SEJAHTERA.CO – Kehidupan modern sering kali membawa tekanan dan stres yang mengganggu kehidupan dan memiliki dampak buruk untuk kesehatan mental dan fisik.
Di antara berbagai pemicu stres tersebut, salah satu yang sering terjadi adalah kecenderungan untuk terlalu banyak berpikir, atau dikenal sebagai “overthinking”.
Meskipun berpikir adalah aktivitas yang alami dan penting dalam pemecahan masalah, jika dilakukan secara berlebihan, dapat memiliki dampak serius pada kesehatan mental seseorang.

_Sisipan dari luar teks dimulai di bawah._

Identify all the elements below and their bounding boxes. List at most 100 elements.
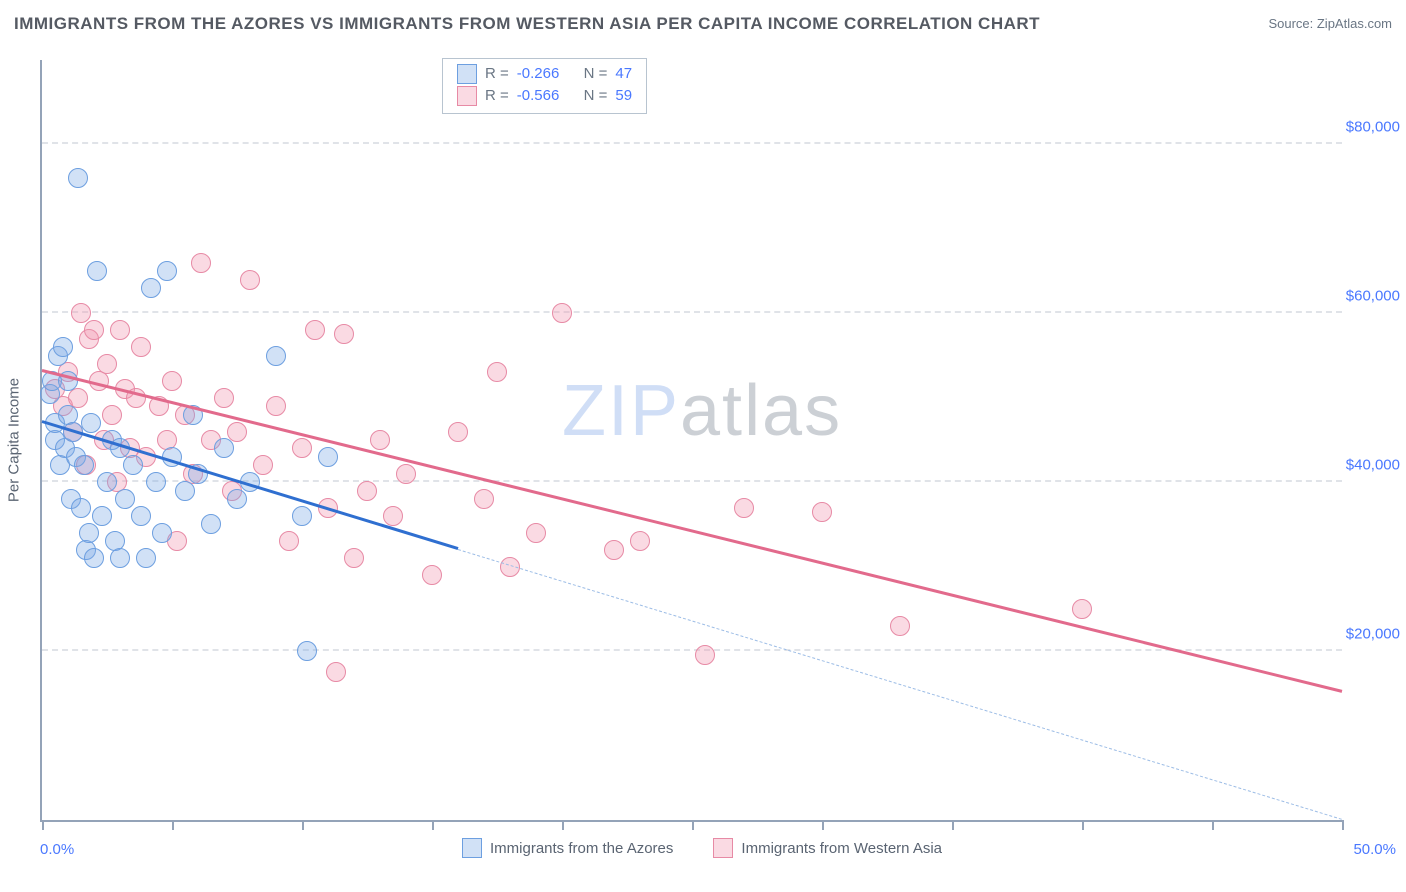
wasia-point — [890, 616, 910, 636]
azores-trendline-extrapolated — [458, 549, 1342, 820]
wasia-point — [71, 303, 91, 323]
wasia-point — [526, 523, 546, 543]
x-tick — [42, 820, 44, 830]
wasia-point — [305, 320, 325, 340]
azores-legend-label: Immigrants from the Azores — [490, 840, 673, 857]
wasia-point — [240, 270, 260, 290]
azores-point — [74, 455, 94, 475]
legend-item-azores: Immigrants from the Azores — [462, 838, 673, 858]
wasia-point — [214, 388, 234, 408]
wasia-point — [266, 396, 286, 416]
gridline — [42, 311, 1342, 313]
azores-point — [92, 506, 112, 526]
wasia-point — [812, 502, 832, 522]
wasia-point — [734, 498, 754, 518]
bottom-legend: Immigrants from the Azores Immigrants fr… — [462, 838, 942, 858]
x-tick — [692, 820, 694, 830]
wasia-point — [344, 548, 364, 568]
wasia-point — [474, 489, 494, 509]
x-tick — [1082, 820, 1084, 830]
wasia-swatch-icon — [457, 86, 477, 106]
wasia-point — [604, 540, 624, 560]
azores-point — [201, 514, 221, 534]
gridline — [42, 649, 1342, 651]
azores-point — [146, 472, 166, 492]
azores-point — [266, 346, 286, 366]
watermark-zip: ZIP — [562, 371, 680, 451]
x-tick — [1342, 820, 1344, 830]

Kebiasaan overthinking atau dalam bahasa Indonesia disebut sebagai “berpikir berlebihan”, adalah kecenderungan untuk terus-menerus merumuskan, memproses, dan menganalisis informasi secara berulang-ulang.
Orang yang cenderung overthinking sering terjebak dalam siklus pikiran yang berulang, mempertimbangkan segala kemungkinan, dan seringkali terjebak dalam kekhawatiran yang tidak perlu.
Berikut adalah dampak buruk dari kebiasaan overthinking pada kesehatan mental yang harus diwaspadai :
1. Kecemasan yang Meningkat:
Merumuskan kemungkinan-kemungkinan buruk dan terus-menerus memikirkan segala hal yang bisa salah dapat meningkatkan tingkat kegelisahan seseorang.
2. Depresi:
Ketika seseorang terus-menerus merenungkan masalah-masalah hidupnya tanpa solusi yang jelas, perasaan putus asa dan kelelahan emosional dapat berkembang.